In fonti precedenti si trovano etimologie Elfiche per i nomi di cui ora si spiega la presa a prestito dal Valarin. Per esempio, il nome di Aulë, dio dell arte, è derivato da una radice GAWA “meditare, concepire, escogitare” nelle Etimologie (LR:358). Il nome Valarin A3ûlêz compare più tardi.
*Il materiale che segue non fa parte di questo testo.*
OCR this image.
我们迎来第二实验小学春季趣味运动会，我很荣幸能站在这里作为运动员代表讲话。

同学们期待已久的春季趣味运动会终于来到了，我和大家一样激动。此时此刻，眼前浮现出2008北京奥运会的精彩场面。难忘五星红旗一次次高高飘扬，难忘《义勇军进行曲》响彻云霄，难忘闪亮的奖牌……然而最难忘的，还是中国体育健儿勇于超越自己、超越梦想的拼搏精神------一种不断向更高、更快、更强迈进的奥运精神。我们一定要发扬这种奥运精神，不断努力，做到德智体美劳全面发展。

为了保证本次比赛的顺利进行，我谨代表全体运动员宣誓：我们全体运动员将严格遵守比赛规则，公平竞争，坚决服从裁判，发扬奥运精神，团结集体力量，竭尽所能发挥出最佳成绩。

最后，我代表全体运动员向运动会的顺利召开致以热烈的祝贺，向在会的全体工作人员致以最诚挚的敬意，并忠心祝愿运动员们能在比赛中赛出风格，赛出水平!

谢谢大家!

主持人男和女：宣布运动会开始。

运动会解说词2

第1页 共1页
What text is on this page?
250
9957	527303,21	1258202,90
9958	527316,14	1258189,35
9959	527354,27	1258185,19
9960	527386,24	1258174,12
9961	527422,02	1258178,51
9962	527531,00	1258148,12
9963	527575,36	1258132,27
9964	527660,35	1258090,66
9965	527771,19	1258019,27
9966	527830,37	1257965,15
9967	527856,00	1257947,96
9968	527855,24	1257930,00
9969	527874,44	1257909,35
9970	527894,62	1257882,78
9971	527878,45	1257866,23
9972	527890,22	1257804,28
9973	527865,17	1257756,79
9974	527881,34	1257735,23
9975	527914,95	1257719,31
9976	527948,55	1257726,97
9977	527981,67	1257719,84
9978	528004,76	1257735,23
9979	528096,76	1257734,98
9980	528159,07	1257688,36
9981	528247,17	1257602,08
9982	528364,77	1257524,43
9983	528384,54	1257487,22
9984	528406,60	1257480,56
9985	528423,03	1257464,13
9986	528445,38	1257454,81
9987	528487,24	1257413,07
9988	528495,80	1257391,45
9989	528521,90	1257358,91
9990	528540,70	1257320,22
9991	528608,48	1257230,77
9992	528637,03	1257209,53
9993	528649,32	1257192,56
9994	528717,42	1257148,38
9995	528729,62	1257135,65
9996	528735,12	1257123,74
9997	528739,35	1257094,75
È stato suggerito che l’ispirazione di Tolkien per il Valarin fosse l’antico babilonese; alcuni sentono nello stile generale del Valarin talune reminiscenze in parole come “Etemenanki”, il nome della grande torre (ziggurat) di Babilonia. Tuttavia, tali vedute sono puramente congetturali, e possiamo legittimamente domandarci perché Tolkien avrebbe dovuto usare il babilonese come modello per il linguaggio degli dèi dei suoi miti. Più probabilmente egli mirò semplicemente a uno stile peculiare, dacché questo si suppone fosse un linguaggio totalmente independente dalla famiglia dei linguaggi Elfici, oltre che una lingua sviluppata e parlata da esseri superumani.